DeePoon all-in-one VR headset debuts at 2016 International CES
Updated: 2016-01-09 17:06
By Liu Zheng(chinadaily.com.cn)
Alex Xu, sales director of Le Xiang Technology Ltd, poses for a picture with the company's virtual reality headset DeePoon VR M2 on December 7, 2015 at the International consumer electronics show (CES) held in Las Vegas. [Photo/Provided to chinadaily.com.cn]
As top companies in the virtual reality headset industry, such as Oculus, HTC, and Sony showcase their virtual reality eyewear at the International consumer electronics show (CES) held in Las Vegas, Chinese companies also made their presence felt.
DeePoon VR , a domestic consumer-targeted VR manufacturer owned by Shanghai-based Le Xiang Technology Ltd, announced an all-in-one VR headset at the CES held through Wednesday to Saturday.
Compared with the inexpensive VR goggles that link up with smartphones to provide an immersive experience while you watch videos or play games, the all-in-one VR headset, shipped with built-in motherboard and chip to work with computers or operate independently, is currently the high-end industry standard for VR enthusiasts.
Named DeePoon VR M2, the new device is equipped with a Samsung 2K resolution OLED display and is powered by the Android system.
"The product launch ceremony will be held in March in Beijing," said Chen Chaoyang, the CEO of Le Xiang Technology Ltd. According to Chen, M2 will be a VR device that focus on video games.
According to the company, the performance of the device may rival Samsung's Gear VR.
In December, Le Xiang received $30 million B-roll investments from Xiaomi-backed Chinese video streaming site Xunlei and Shanghai-based Internet company kingnet.com.
According to Lv, the chief technology officer of Le Xiang, the company has signed global strategic cooperation agreements with microprocessor supplier ARM. The latter firm will provide front buffer and context priority support to DeePoon VR.
Lv graduated from Princeton University and used to be one of the heads of Intel's core algorithm team.
"Currently, the domestic market share of DeePoon VR has surpassed 63 percent," said Le Xiang.
In July 2015, Le Xiang unveiled its DeePoon head mounted display, an online crowdfunding goggle that works with smartphones to provide an Oculus-like VR experience.

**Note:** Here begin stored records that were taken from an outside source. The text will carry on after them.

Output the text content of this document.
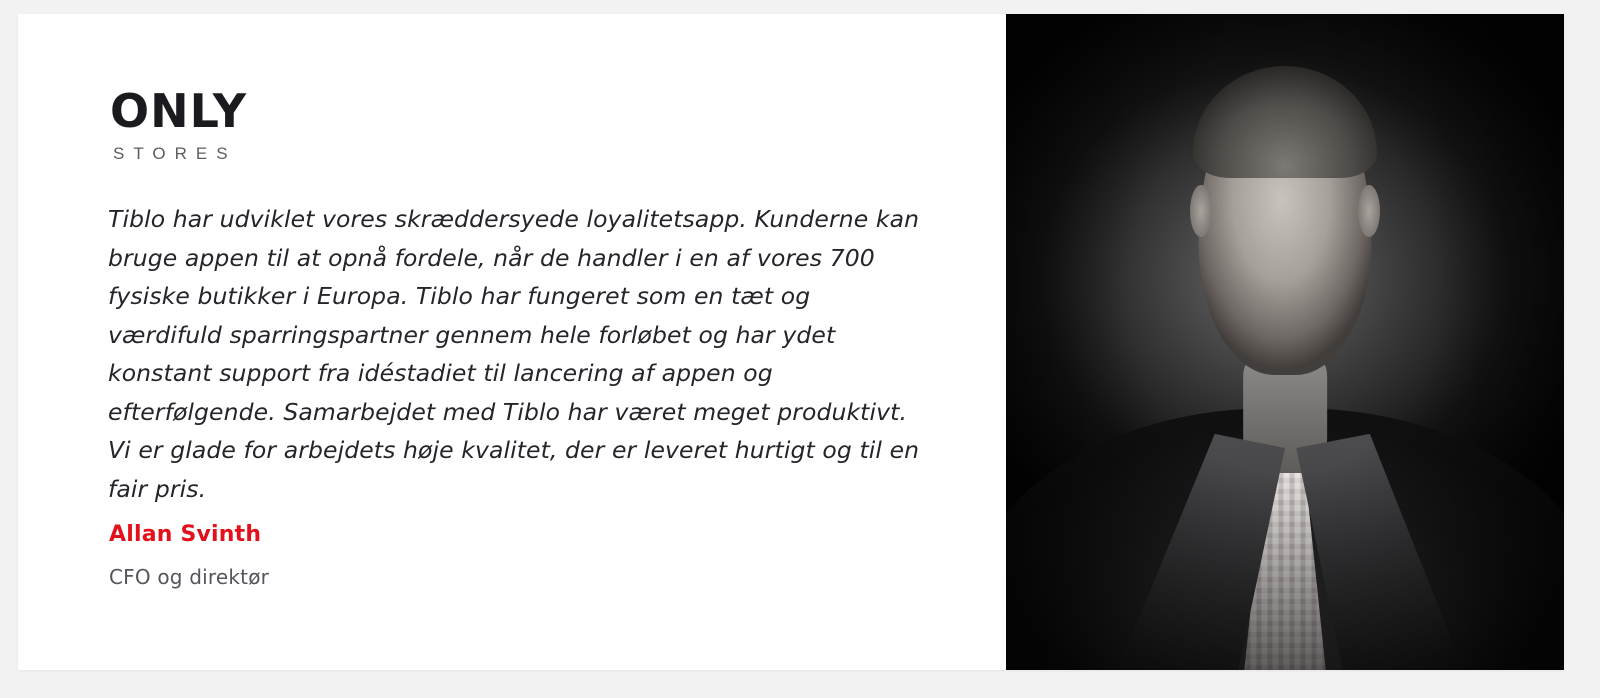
ONLY
STORES
Tiblo har udviklet vores skræddersyede loyalitetsapp. Kunderne kan bruge appen til at opnå fordele, når de handler i en af vores 700 fysiske butikker i Europa. Tiblo har fungeret som en tæt og værdifuld sparringspartner gennem hele forløbet og har ydet konstant support fra idéstadiet til lancering af appen og efterfølgende. Samarbejdet med Tiblo har været meget produktivt. Vi er glade for arbejdets høje kvalitet, der er leveret hurtigt og til en fair pris.
Allan Svinth
CFO og direktør
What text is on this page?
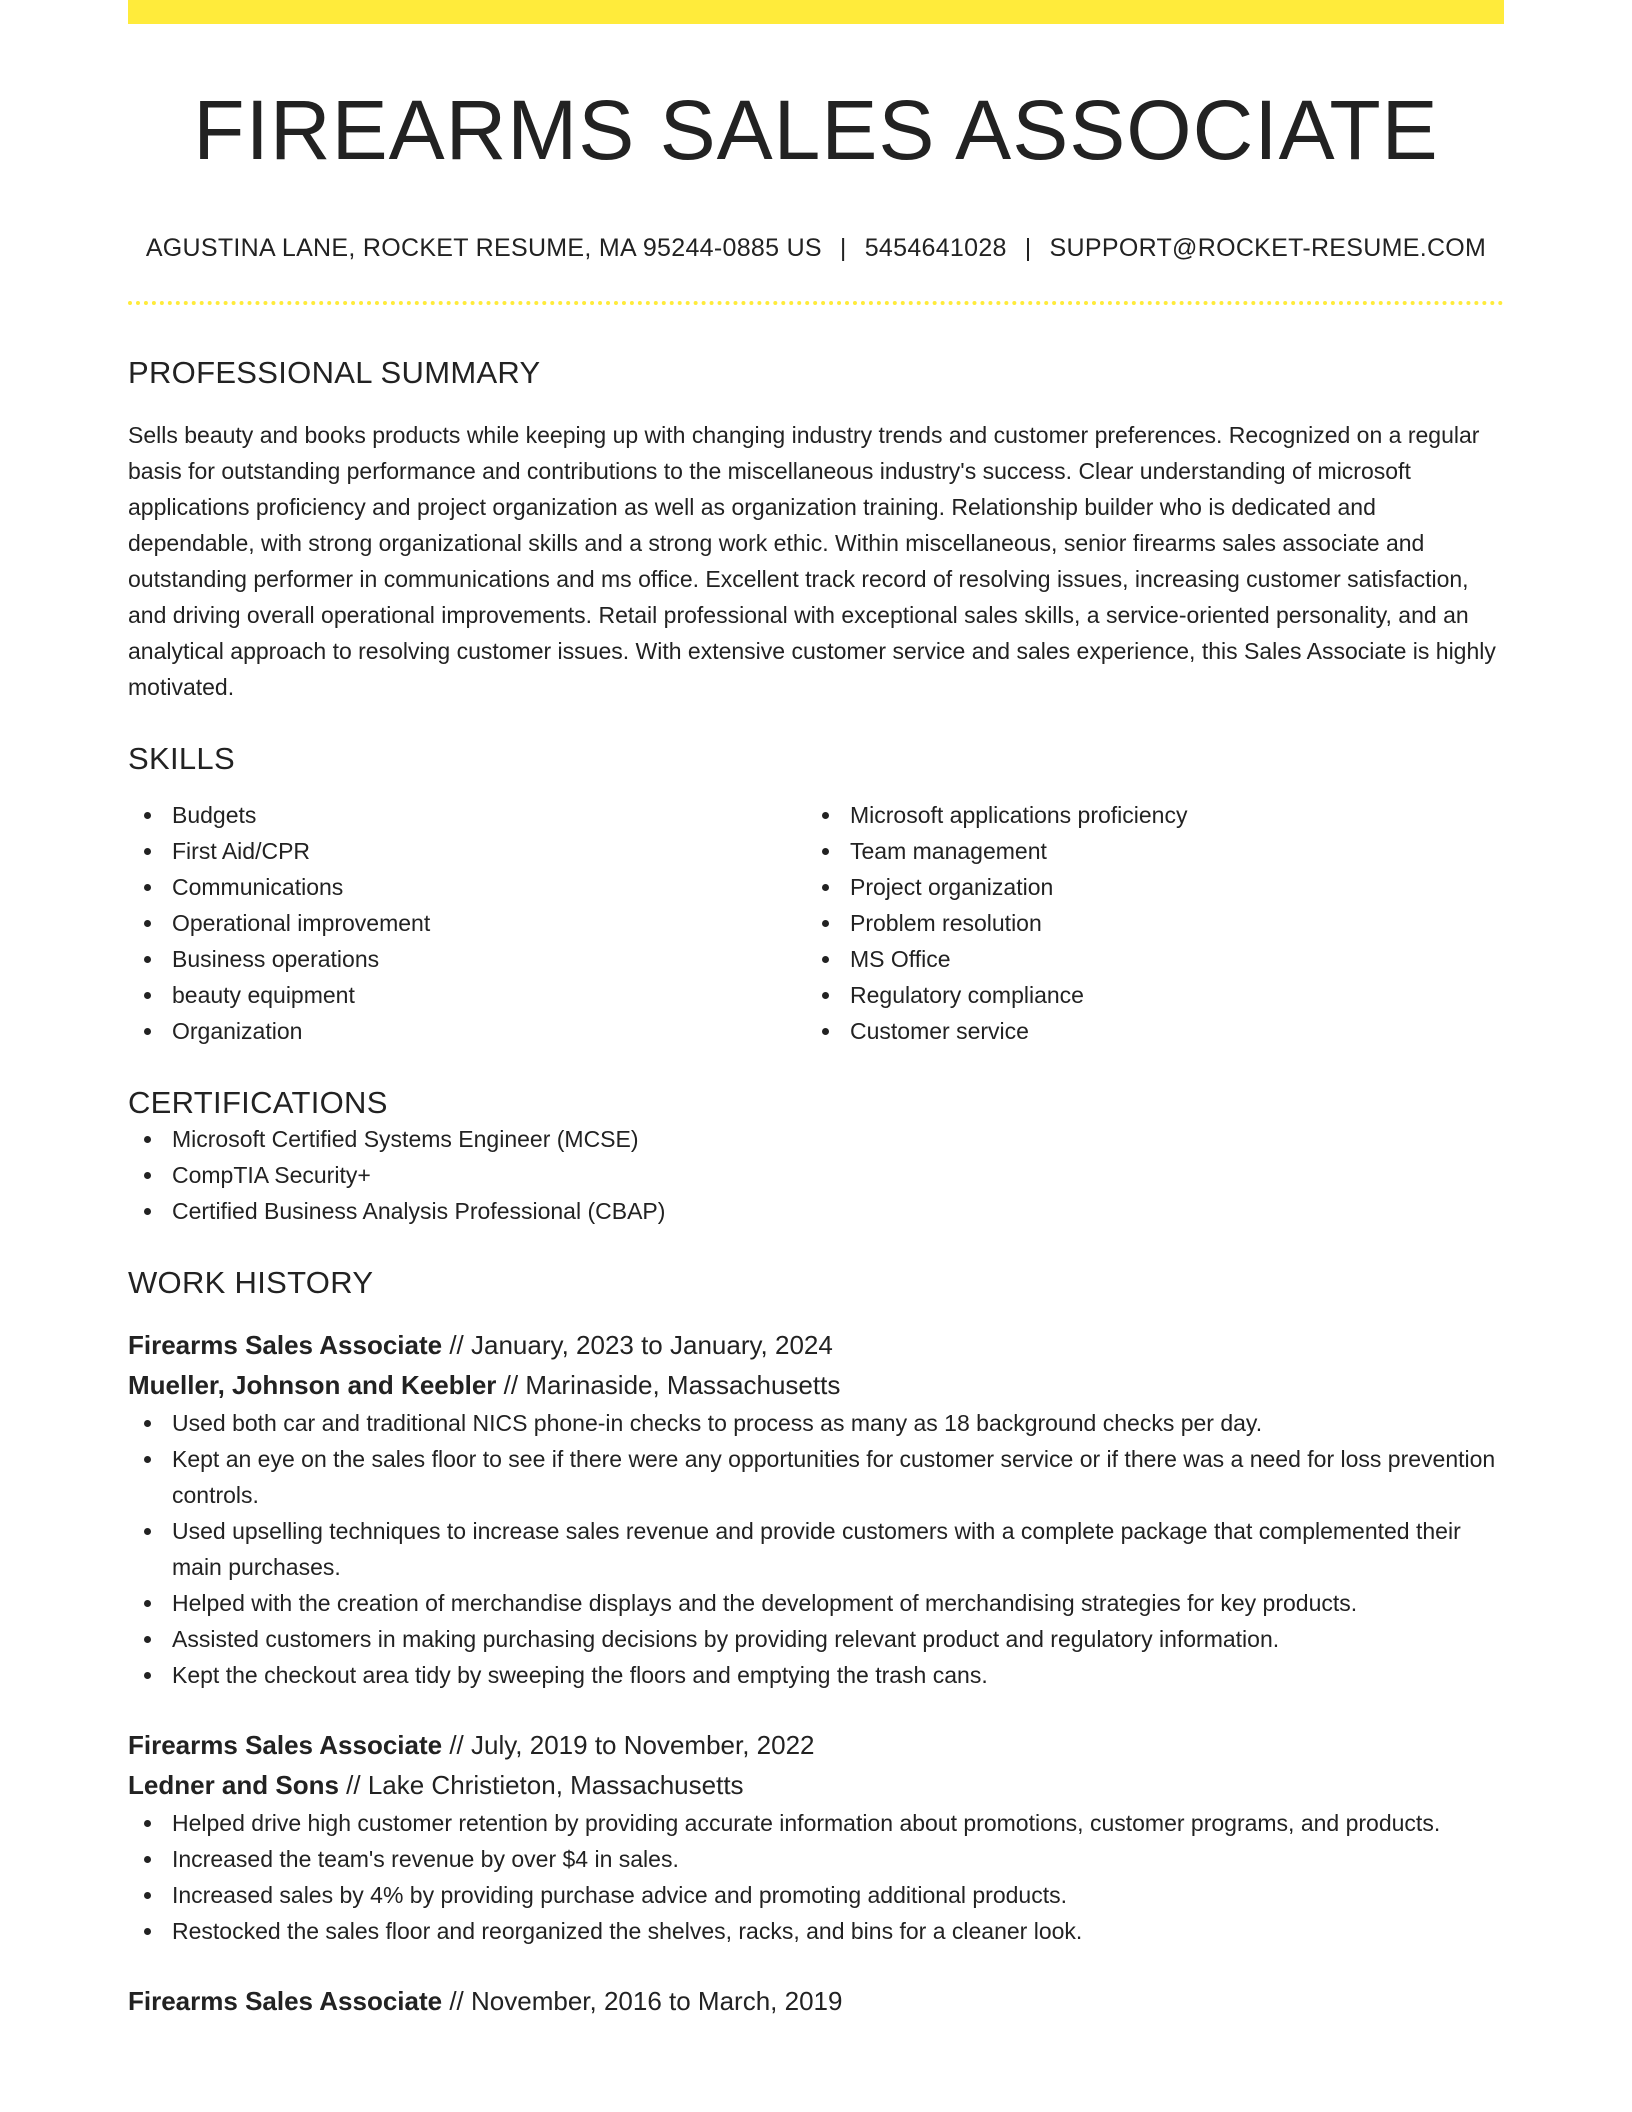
FIREARMS SALES ASSOCIATE
AGUSTINA LANE, ROCKET RESUME, MA 95244-0885 US | 5454641028 | SUPPORT@ROCKET-RESUME.COM
PROFESSIONAL SUMMARY

Sells beauty and books products while keeping up with changing industry trends and customer preferences. Recognized on a regular basis for outstanding performance and contributions to the miscellaneous industry's success. Clear understanding of microsoft applications proficiency and project organization as well as organization training. Relationship builder who is dedicated and dependable, with strong organizational skills and a strong work ethic. Within miscellaneous, senior firearms sales associate and outstanding performer in communications and ms office. Excellent track record of resolving issues, increasing customer satisfaction, and driving overall operational improvements. Retail professional with exceptional sales skills, a service-oriented personality, and an analytical approach to resolving customer issues. With extensive customer service and sales experience, this Sales Associate is highly motivated.

SKILLS
Budgets
First Aid/CPR
Communications
Operational improvement
Business operations
beauty equipment
Organization
Microsoft applications proficiency
Team management
Project organization
Problem resolution
MS Office
Regulatory compliance
Customer service
CERTIFICATIONS
Microsoft Certified Systems Engineer (MCSE)
CompTIA Security+
Certified Business Analysis Professional (CBAP)
WORK HISTORY
Firearms Sales Associate // January, 2023 to January, 2024
Mueller, Johnson and Keebler // Marinaside, Massachusetts
Used both car and traditional NICS phone-in checks to process as many as 18 background checks per day.
Kept an eye on the sales floor to see if there were any opportunities for customer service or if there was a need for loss prevention controls.
Used upselling techniques to increase sales revenue and provide customers with a complete package that complemented their main purchases.
Helped with the creation of merchandise displays and the development of merchandising strategies for key products.
Assisted customers in making purchasing decisions by providing relevant product and regulatory information.
Kept the checkout area tidy by sweeping the floors and emptying the trash cans.
Firearms Sales Associate // July, 2019 to November, 2022
Ledner and Sons // Lake Christieton, Massachusetts
Helped drive high customer retention by providing accurate information about promotions, customer programs, and products.
Increased the team's revenue by over $4 in sales.
Increased sales by 4% by providing purchase advice and promoting additional products.
Restocked the sales floor and reorganized the shelves, racks, and bins for a cleaner look.
Firearms Sales Associate // November, 2016 to March, 2019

During this year's CES, there are more than 40 exhibitors displaying the next wave of immersive multimedia for virtual reality systems and environments, gaming hardware, software and accessories designed for mobile, PCs and consoles.
"The VR industry will generate $30 billion in revenue by 2020, with VR games accounting for nearly half of it. Hardware, films and theme parks rooted in VR will generate the other half," said China Daily, citing the estimate report from research consulting firm Digi-Capital.
According to research firm Tractica LLC, worldwide (excluding China) VR revenue this year will likely be close to $500 million, mainly driven by demand for VR headsets, content, and content creation tools such as cameras from the United States, West Europe and Asia.
In China, the VR market is on track to generate 5.7 billion yuan ($880 million) in revenue, a nearly threefold year-on-year increase, according to iResearch Consulting Group, a Beijing-based research company.
It further estimated revenue is set to exceed 55 billion yuan by 2020 because of a foreseeable demand surge. By then, the sector's size will likely be comparable to the early days of the smartphone market.